The Mudcat Café TM
Thread #154510   Message #3625964
Posted By: Brian Peters
14-May-14 - 06:24 AM
Thread Name: Folklore: Traditional Singers Talking
Subject: RE: Folklore: Traditional Singers Talking
I'll try to watch on Friday, Jim.

You should definitely read Carrie Grover's account of the vital importance of singing in rural Nova Scotia in the early 20th century. I'll send it (it's a bit long to past here) if you tell me whether your gmail address or the eirecom on is the best to use.

And here's more. Frank and Anne Warner were very keen to note down singers' comments, and I recommend their book 'Traditional American Folk Songs' if you can find it anywhere. Some of the best stuff is from Frank Proffitt. Here he is talking about 'Bolamkin' (aka Long Lankin):

"I want to say that I never gave much thought to Bo Lamkin's feelings until I too got to building. It seems he got angry because 'pay he got none'. I have had a occasion or two of this kind, not much I am glad to say. I don't claim that I had murderous intent, but how I would have liked to take a big stone hammer and undone the work that pay I got none for. Old Bo, if he had only done this to his work would have had my admiration very much.
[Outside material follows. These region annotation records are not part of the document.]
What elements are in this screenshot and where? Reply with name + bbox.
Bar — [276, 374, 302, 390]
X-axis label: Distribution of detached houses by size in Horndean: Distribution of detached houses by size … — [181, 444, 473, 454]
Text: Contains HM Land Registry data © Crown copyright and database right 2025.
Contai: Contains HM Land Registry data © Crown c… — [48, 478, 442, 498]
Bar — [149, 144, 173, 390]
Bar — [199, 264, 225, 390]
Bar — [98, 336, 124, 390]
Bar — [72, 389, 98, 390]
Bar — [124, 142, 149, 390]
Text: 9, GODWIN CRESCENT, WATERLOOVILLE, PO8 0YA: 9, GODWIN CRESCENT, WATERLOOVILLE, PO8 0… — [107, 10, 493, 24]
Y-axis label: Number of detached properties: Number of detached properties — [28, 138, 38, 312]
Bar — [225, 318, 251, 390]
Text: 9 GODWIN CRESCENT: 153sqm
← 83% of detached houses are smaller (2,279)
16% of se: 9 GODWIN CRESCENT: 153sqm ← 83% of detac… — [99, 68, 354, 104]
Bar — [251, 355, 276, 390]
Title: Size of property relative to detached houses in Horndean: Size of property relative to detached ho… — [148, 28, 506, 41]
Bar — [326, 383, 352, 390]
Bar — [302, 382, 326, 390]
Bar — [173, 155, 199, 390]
Perhaps we would not have heard of him, then, which perhaps would have been just as well. I like to think of just where the place is now where he built the fine castle. For I believe it really happened as all the old ballad things. The older folks wanted a fact, then they went all out in building a legend around it, but never to destroy the fact that planted the seed. They kept it intact and thank God for it."
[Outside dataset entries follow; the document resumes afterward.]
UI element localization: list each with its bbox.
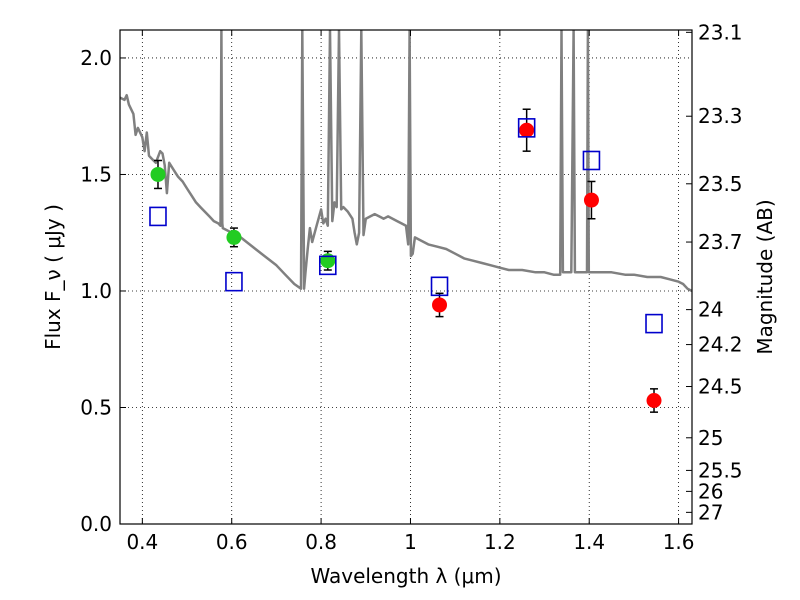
x-tick-label: 0.4 xyxy=(126,530,158,554)
y-tick-label: 2.0 xyxy=(80,46,112,70)
x-tick-label: 1.6 xyxy=(663,530,695,554)
x-tick-label: 1 xyxy=(404,530,417,554)
right-tick-label: 27 xyxy=(698,500,723,524)
y-tick-label: 0.0 xyxy=(80,512,112,536)
x-tick-label: 1.2 xyxy=(484,530,516,554)
right-tick-label: 23.5 xyxy=(698,172,743,196)
y-tick-label: 0.5 xyxy=(80,395,112,419)
observed-flux-point xyxy=(320,253,336,269)
y-axis-label: Flux F_ν ( μJy ) xyxy=(41,204,65,350)
observed-flux-point xyxy=(432,297,448,313)
axis-ticks: 0.4 0.6 0.8 1 1.2 1.4 1.6 0.0 0.5 1.0 1.5 2.0 23.1 23… xyxy=(80,20,742,554)
y-tick-label: 1.5 xyxy=(80,162,112,186)
model-flux-square xyxy=(149,206,167,227)
right-tick-label: 24.5 xyxy=(698,375,743,399)
observed-flux-point xyxy=(583,192,599,208)
observed-flux-point xyxy=(646,393,662,408)
model-flux-square xyxy=(318,255,337,276)
right-tick-label: 23.3 xyxy=(698,104,743,128)
spectrum-line xyxy=(120,30,692,293)
model-spectrum xyxy=(120,30,692,293)
right-tick-label: 25 xyxy=(698,426,723,450)
x-tick-label: 0.6 xyxy=(216,530,248,554)
right-tick-label: 25.5 xyxy=(698,458,743,482)
observed-flux-point xyxy=(150,166,166,182)
right-tick-label: 26 xyxy=(698,479,723,503)
right-axis-label: Magnitude (AB) xyxy=(753,199,777,354)
grid xyxy=(120,30,692,524)
right-tick-label: 24.2 xyxy=(698,333,743,357)
right-tick-label: 23.1 xyxy=(698,20,743,44)
x-tick-label: 1.4 xyxy=(573,530,605,554)
model-flux-square xyxy=(582,150,601,171)
observed-flux-point xyxy=(226,229,242,245)
x-tick-label: 0.8 xyxy=(305,530,337,554)
model-flux-square xyxy=(430,276,449,297)
model-flux-square xyxy=(225,271,243,292)
y-tick-label: 1.0 xyxy=(80,279,112,303)
photometry-points xyxy=(149,108,663,413)
right-tick-label: 23.7 xyxy=(698,230,743,254)
model-flux-square xyxy=(645,313,663,334)
right-tick-label: 24 xyxy=(698,298,723,322)
plot-frame xyxy=(119,29,693,525)
model-flux-square xyxy=(517,118,536,138)
observed-flux-point xyxy=(519,122,535,138)
x-axis-label: Wavelength λ (μm) xyxy=(310,564,501,588)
Proffitt's backstory to 'Love Henry' (which he called 'Song of a Lost Hunter') is really quite strange. He says he's used some phrases of his own (oral process at work!), but the interesting thing is that there's an even more horrible story sitting behind his ballad:

"I wonder if this should be a ballad that would be known anywhere. In trying to recall the way the song went, it is possible I use a rhyming word of my own here and there. It was sung to me at an early age. As with many other ballads, a tale went with it, but only as I grew up I learned the tale, which gave me more insight into its meaning. It seems the hunter, Heneree, was lost, and he come upon this evil woman's castle. She had had the paths filled up to make young hunters lose their way except for the path leading to her lands. She was not a beauty - therefore her demands for bed sharing. As I remember, she had a hole dug where each time she would dispose of her unwilling lovers. However gruesome it may sound, she took Heneree to her bed to make love after stabbing him. This part may have been in the song too, but it was not of the kind to be sung to me in my early years. Only in the tale did these facts come out. I seem to remember there was a part of the song where she too was put in the deep hole, but this part I do not have words for."